Soon the demand for new kinds of software also became explosive. Computers needed more and more programs to help them do more and more things. In 1980, an unknown software company, Microsoft obtained a computer operating system that had been developed by IBM for only $50,000. Microsoft made some adjustments and changed the software's name to MS-DOS. Unfortunately, IBM failed to retain the exclusive rights to the licensing of their DOS system, and by the early 1990's, Microsoft had become the computer industry's richest company, with almost 90 percent of
the world's personal computers running on MS-DOS. Soon, Bill Gates, the founder of Microsoft quickly became the richest man in the world

With the arrival of the internet later in the Nineties, the stage was then set for users of personal computers to finally start talking to one another. This was a dramatic acceleration of a new kind of civilization with unknown rules that were still evolving on a day by day basis. Yet, even the development of this new cyberspace was seen by most American business as simply, yet another opportunity for increased consumption and for credit cards to make new inroads into newer kinds of buying and selling. The American consumption machine kept right on going.


It was the decade of the Yuppie. In order to keep buying, Americans in the Eighties became more focused than ever on making money. Many Americans went to college in order to get masters of business degrees so that they could get good jobs at big companies.

The YUPPIE lifestyle involved total dedication to one's career and a willingness to work many long hours in order to stay ahead. As more women entered the workplace, two-career families became common. The goal of making money replaced the ideals of social justice that had driven many young people in the Sixties and Seventies.

In 1985, Madonna released a song called " Material Girl. " It seemed to represent the desire of many Americans to acquire more and more things. Madonna was one of MTV's first big super-stars. But many others followed. Michael Jackson became one of MTV's hottest stars with the release of his music video " Thriller. " Break dancing on MTV made Michael Jackson a world icon. Pop Rock became a big money maker not only in America, but all over the world.

The Yuppie wore dark-colored business suits to work, these came to be called " power suits. " A typical power suit consisted of a white dress shirt, a silk tie, a tailored jacket, and leather wing-tipped shoes. Women also wore tailored jackets along with below-knee-length skirts and white blouses. It was important to Yuppies that others recognized their success at first glance. Therefore they wore expensive and noticeable items like Rolex watches and they carried their new cellular phones in fancy leather briefcases.

For men Ralph Lauren shirts and Calvin Klein underwear were popular. All Yuppies were great believers in physical fitness.
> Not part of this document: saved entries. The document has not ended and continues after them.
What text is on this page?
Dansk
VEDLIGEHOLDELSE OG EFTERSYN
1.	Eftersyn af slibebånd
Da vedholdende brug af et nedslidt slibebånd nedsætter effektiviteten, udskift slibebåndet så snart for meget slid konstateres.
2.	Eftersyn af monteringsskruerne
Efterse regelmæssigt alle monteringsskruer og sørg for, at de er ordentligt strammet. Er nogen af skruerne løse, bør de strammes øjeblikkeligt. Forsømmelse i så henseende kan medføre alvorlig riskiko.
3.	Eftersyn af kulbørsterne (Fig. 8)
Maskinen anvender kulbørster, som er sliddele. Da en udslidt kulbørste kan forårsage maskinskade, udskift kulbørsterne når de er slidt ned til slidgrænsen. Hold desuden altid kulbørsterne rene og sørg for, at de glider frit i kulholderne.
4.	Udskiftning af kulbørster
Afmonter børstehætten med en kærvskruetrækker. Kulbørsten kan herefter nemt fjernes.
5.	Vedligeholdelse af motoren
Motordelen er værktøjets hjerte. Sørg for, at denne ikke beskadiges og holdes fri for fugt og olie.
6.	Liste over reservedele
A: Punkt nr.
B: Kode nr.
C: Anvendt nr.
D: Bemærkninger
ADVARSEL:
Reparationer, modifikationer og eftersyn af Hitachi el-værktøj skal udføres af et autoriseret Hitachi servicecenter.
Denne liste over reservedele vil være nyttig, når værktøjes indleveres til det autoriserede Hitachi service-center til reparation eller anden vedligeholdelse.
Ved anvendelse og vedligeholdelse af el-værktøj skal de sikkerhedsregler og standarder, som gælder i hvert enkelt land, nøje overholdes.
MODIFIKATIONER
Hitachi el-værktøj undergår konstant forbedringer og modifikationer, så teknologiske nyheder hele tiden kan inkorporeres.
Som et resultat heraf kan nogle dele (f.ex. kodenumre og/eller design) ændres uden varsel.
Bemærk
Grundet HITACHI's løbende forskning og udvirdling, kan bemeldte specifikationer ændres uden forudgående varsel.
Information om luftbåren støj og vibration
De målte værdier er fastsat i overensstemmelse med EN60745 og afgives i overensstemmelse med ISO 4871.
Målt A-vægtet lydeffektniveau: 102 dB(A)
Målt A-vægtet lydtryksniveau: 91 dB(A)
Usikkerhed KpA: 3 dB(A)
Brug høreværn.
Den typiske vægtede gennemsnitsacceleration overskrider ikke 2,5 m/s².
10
Many felt that keeping physically fit would help them compete more effectively in the business world. Working out in gyms became part of the Yuppie culture.

While the Yuppies were busy building their careers and trying to impress people with their clean-cut, affluent style of dress, young generation X Americans were heading in a different fashion direction. Teen clothing styles in the Eighties reflected several influences. The Punk style which originated in the Seventies featured black clothing, leather jackets, and ripped jeans. American punks, male and female, wore earrings, sometimes several in one ear. They also pierced their noses and other body parts. They also dyed their hair in bright colors.

Yet, another teen fashion featured over-size clothes; and clothes that looked old. Faded denim became popular as did the practice of wearing torn shirts. This ragged, second-hand look known as Grunge was the opposite of the neat style worn by the older Yuppies. African American singers called Rappers added to this new fashion when they then began to wear brand-name sneakers without laces, and baseball caps turned sideways or backwards along with colorful sweat-suits.